Offering further insight, the Court in Begay explained that the crime of DUI differs from the examples "in at least one pertinent, and important, respect. The listed crimes all typically involve purposeful, Violent' and aggressive' conduct. . . . And such crimes are `characteristic of the armed career criminal, the eponym of the statute.'" Id. at 1586 (citations omitted). DUI statutes, by contrast, "typically do not insist on purposeful, violent, and aggressive conduct; rather, they are, or are most nearly comparable to, crimes that impose strict liability, criminalizing conduct in respect to which the offender need not have had any criminal intent at all." Id. at 1586-87. As a result, the Court held that New Mexico's crime of DUI fell outside the scope of the ACCA's "clause (ii)" definition of a "violent felony." Id. at 1588.

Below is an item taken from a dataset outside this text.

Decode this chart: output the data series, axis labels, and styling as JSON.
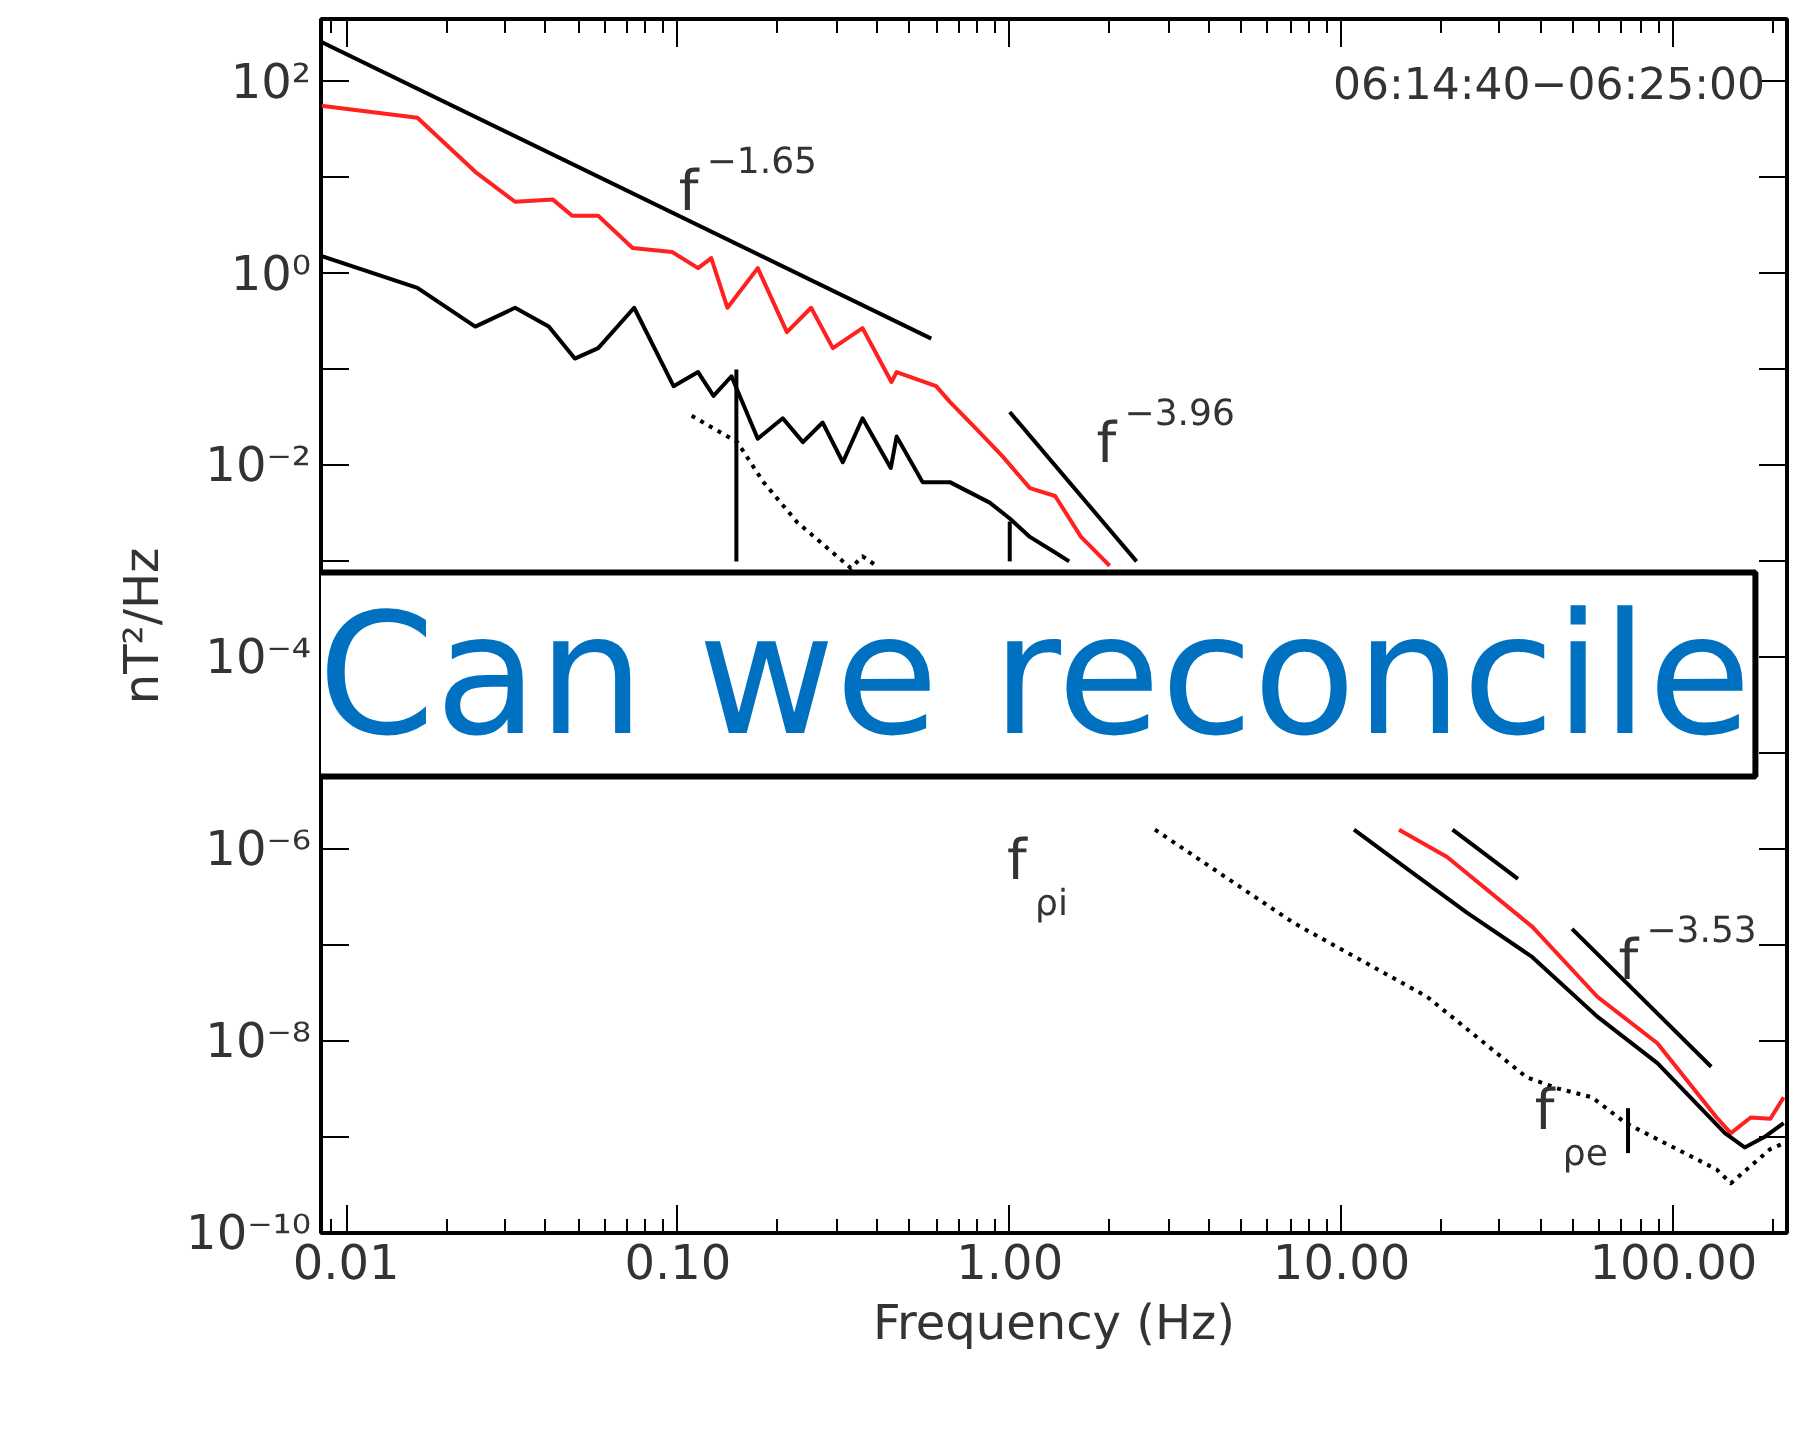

Adhering to our view that the parallel provisions in the definitions of a "violent felony" under the ACCA and a "crime of violence" under USSG § 4B1.2(a)(2) should be interpreted in a consistent manner, we conclude that § 4B 1.2(a)(2) also should be limited to crimes that are similar in both kind and in degree of risk to the enumerated examples — burglary of a dwelling, arson, extortion, or crimes involving the use of explosives. While this interpretation narrows the scope of convictions that qualify as a "crime of violence" under § 4B 1.2(a)(2), making it more difficult for the government to invoke the enhancement, it would be inappropriate for this court to speculate on the arguments that might be made in light of Begay if the government is able to establish, consistent with Shepard, that the conviction necessarily required proof of sexual contact with a minor that presents a "serious potential risk of physical injury to another."
Having concluded that the district court erred in the calculation of the guidelines, we VACATE the defendant's sentence and REMAND for further proceedings consistent with this opinion.